Mais le mépris systématique d’Israël pour la santé et la sécurité des Palestiniens ne l’a pas empêché de forcer ces derniers à se muer en sujets d’expérimentation pour ses technologies de contrôle et de surveillance.
« Les Palestiniens désireux de vérifier si leur permis de séjour en Israël est toujours valable ont été avisés par Israël qu’ils devaient télécharger une application permettant l’accès de l’armée à leurs téléphones cellulaires »,
rapportait la semaine dernière Haaretz, le quotidien de Tel- Aviv.
« L’application permettrait à l’armée de repérer l’endroit où se trouvent les téléphones cellulaires des Palestiniens, ainsi que les notifications d’accès qu’ils reçoivent, les fichiers qu’ils téléchargent et sauvegardent, ainsi que la caméra de l’appareil. »
Haaretz n’explique pas comment un accès aussi intrusif a quelque chose à voir avec la lutte contre le virus, pas plus qu’il n’indique qui a fabriqué cette application particulière.
Mais les médias israéliens ont confirmé que le service de guerre cybernétique d’Israël, Unit 8200, était impliqué dans le projet de dépistage du coronavirus de NSO Group.

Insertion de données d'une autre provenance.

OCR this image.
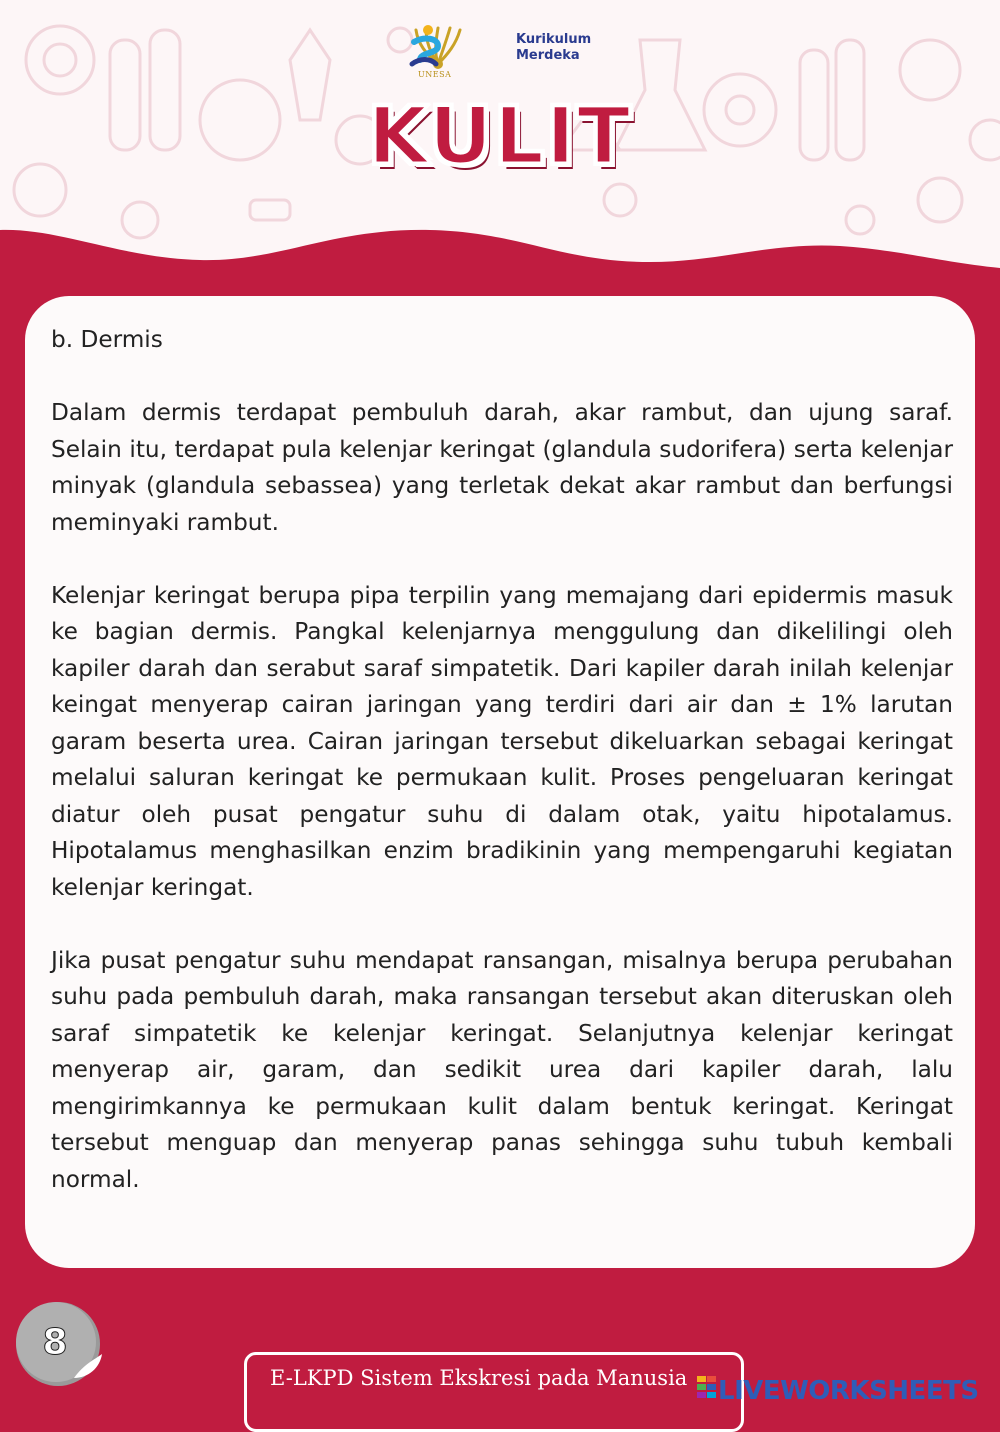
UNESA
Kurikulum
Merdeka
KULIT

b. Dermis

Dalam dermis terdapat pembuluh darah, akar rambut, dan ujung saraf. Selain itu, terdapat pula kelenjar keringat (glandula sudorifera) serta kelenjar minyak (glandula sebassea) yang terletak dekat akar rambut dan berfungsi meminyaki rambut.

Kelenjar keringat berupa pipa terpilin yang memajang dari epidermis masuk ke bagian dermis. Pangkal kelenjarnya menggulung dan dikelilingi oleh kapiler darah dan serabut saraf simpatetik. Dari kapiler darah inilah kelenjar keingat menyerap cairan jaringan yang terdiri dari air dan ± 1% larutan garam beserta urea. Cairan jaringan tersebut dikeluarkan sebagai keringat melalui saluran keringat ke permukaan kulit. Proses pengeluaran keringat diatur oleh pusat pengatur suhu di dalam otak, yaitu hipotalamus. Hipotalamus menghasilkan enzim bradikinin yang mempengaruhi kegiatan kelenjar keringat.

Jika pusat pengatur suhu mendapat ransangan, misalnya berupa perubahan suhu pada pembuluh darah, maka ransangan tersebut akan diteruskan oleh saraf simpatetik ke kelenjar keringat. Selanjutnya kelenjar keringat menyerap air, garam, dan sedikit urea dari kapiler darah, lalu mengirimkannya ke permukaan kulit dalam bentuk keringat. Keringat tersebut menguap dan menyerap panas sehingga suhu tubuh kembali normal.

8
E-LKPD Sistem Ekskresi pada Manusia	LIVEWORKSHEETS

En 2014, des vétérans de Unit 8200 ont révélé que
« la population palestinienne sous pouvoir militaire est complètement exposée aux opérations d’espionnage et de surveillance des renseignements israéliens ».

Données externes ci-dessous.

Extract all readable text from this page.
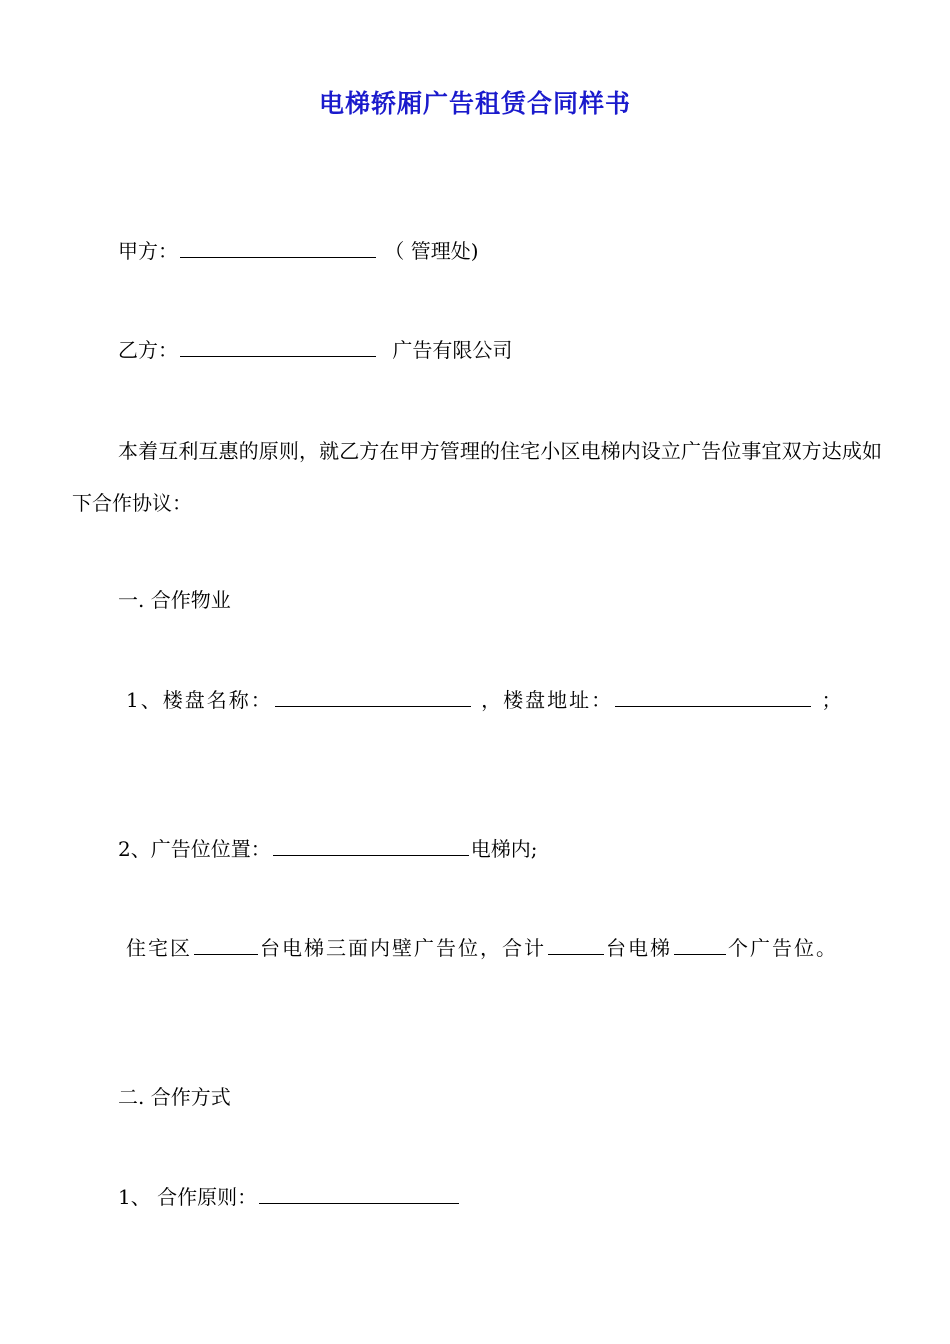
电梯轿厢广告租赁合同样书
甲方：	（ 管理处)
乙方：	广告有限公司
本着互利互惠的原则，就乙方在甲方管理的住宅小区电梯内设立广告位事宜双方达成如下合作协议：
一. 合作物业
1、楼盘名称：	，楼盘地址：	；
2、广告位位置：	电梯内;
住宅区	台电梯三面内壁广告位，合计	台电梯	个广告位。
二. 合作方式
1、 合作原则：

Les agents israéliens ont admis que les informations qu’ils contribuent à collecter et à engranger « font du tort à des personnes innocentes ».

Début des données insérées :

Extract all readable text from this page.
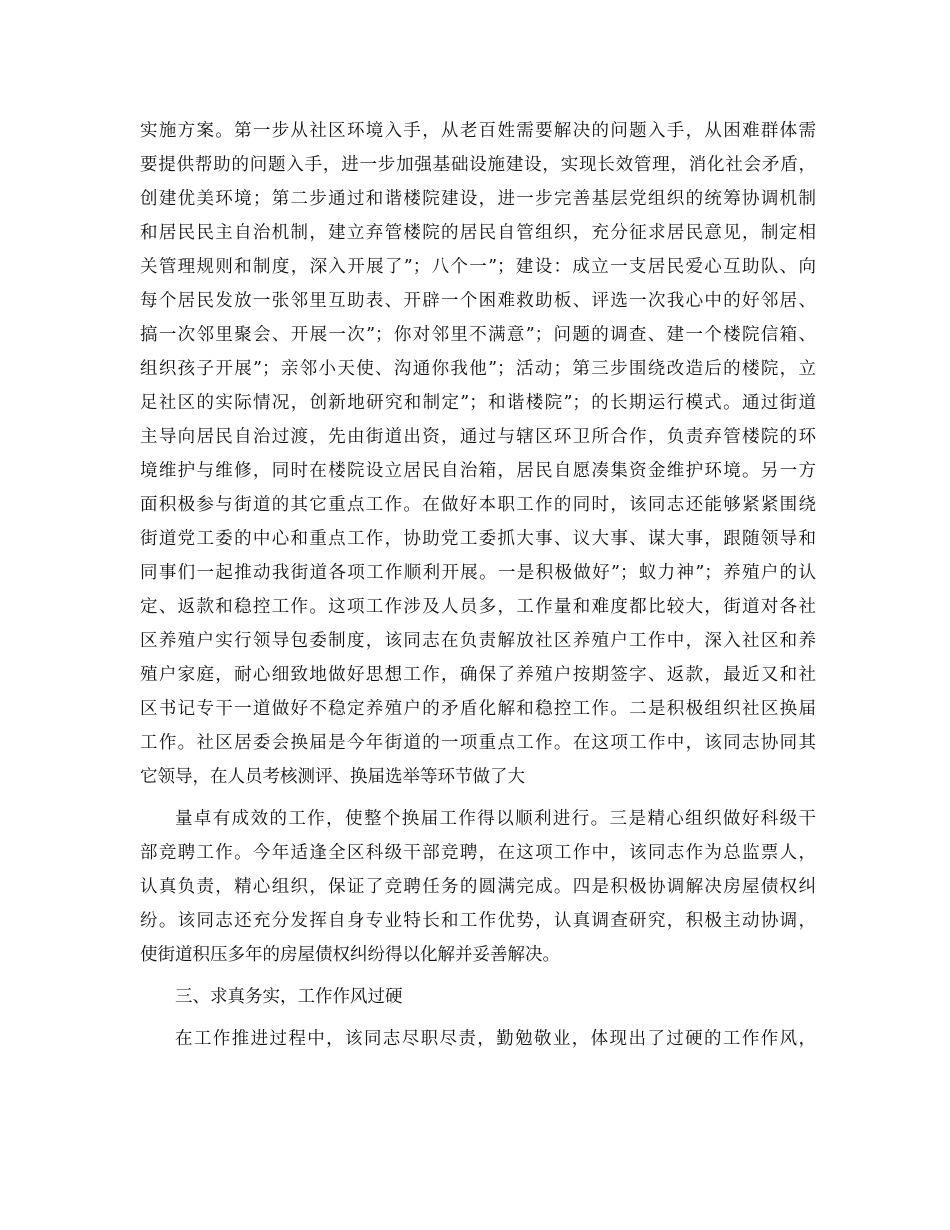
实施方案。第一步从社区环境入手，从老百姓需要解决的问题入手，从困难群体需
要提供帮助的问题入手，进一步加强基础设施建设，实现长效管理，消化社会矛盾，
创建优美环境；第二步通过和谐楼院建设，进一步完善基层党组织的统筹协调机制
和居民民主自治机制，建立弃管楼院的居民自管组织，充分征求居民意见，制定相
关管理规则和制度，深入开展了”；八个一”；建设：成立一支居民爱心互助队、向
每个居民发放一张邻里互助表、开辟一个困难救助板、评选一次我心中的好邻居、
搞一次邻里聚会、开展一次”；你对邻里不满意”；问题的调查、建一个楼院信箱、
组织孩子开展”；亲邻小天使、沟通你我他”；活动；第三步围绕改造后的楼院，立
足社区的实际情况，创新地研究和制定”；和谐楼院”；的长期运行模式。通过街道
主导向居民自治过渡，先由街道出资，通过与辖区环卫所合作，负责弃管楼院的环
境维护与维修，同时在楼院设立居民自治箱，居民自愿凑集资金维护环境。另一方
面积极参与街道的其它重点工作。在做好本职工作的同时，该同志还能够紧紧围绕
街道党工委的中心和重点工作，协助党工委抓大事、议大事、谋大事，跟随领导和
同事们一起推动我街道各项工作顺利开展。一是积极做好”；蚁力神”；养殖户的认
定、返款和稳控工作。这项工作涉及人员多，工作量和难度都比较大，街道对各社
区养殖户实行领导包委制度，该同志在负责解放社区养殖户工作中，深入社区和养
殖户家庭，耐心细致地做好思想工作，确保了养殖户按期签字、返款，最近又和社
区书记专干一道做好不稳定养殖户的矛盾化解和稳控工作。二是积极组织社区换届
工作。社区居委会换届是今年街道的一项重点工作。在这项工作中，该同志协同其
它领导，在人员考核测评、换届选举等环节做了大
量卓有成效的工作，使整个换届工作得以顺利进行。三是精心组织做好科级干
部竞聘工作。今年适逢全区科级干部竞聘，在这项工作中，该同志作为总监票人，
认真负责，精心组织，保证了竞聘任务的圆满完成。四是积极协调解决房屋债权纠
纷。该同志还充分发挥自身专业特长和工作优势，认真调查研究，积极主动协调，
使街道积压多年的房屋债权纠纷得以化解并妥善解决。
三、求真务实，工作作风过硬
在工作推进过程中，该同志尽职尽责，勤勉敬业，体现出了过硬的工作作风，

« Ces informations sont utilisées à des fins de poursuites politiques ainsi que pour créer des divisions au sein de la société palestinienne, et ce, en recrutant des collaborateurs et certaines sections de la société palestinienne pour agir contre cette dernière »,
ont-ils ajouté.
Désormais, c’est le reste du monde qui va pouvoir bénéficier du même traitement que les Palestiniens.
« Ce qui se passe en Palestine ne reste pas confiné à la Palestine », fait remarquer le lanceur d’alerte Who Profits sur une nouvelle page Internet consacrée au contrôle de la façon dont la crise du Covid-19 opère dans le contexte de l’occupation israélienne.
« Une raison importante pour laquelle Israël cherche en permanence à diversifier son arsenal de répression est qu’il peut ensuite le proposer à l’extérieur afin d’en tirer des bénéfices économiques et des gains politiques. »
La pandémie du coronavirus constitue la parfaite opportunité pour Israël de commercialiser de la sorte ses techniques d’espionnage.
Et tout indique que l’UE – sans cesser de verser dans la complicité – est disposée à aider Israël à étendre sa surveillance sur pratiquement tous les habitants de la planète.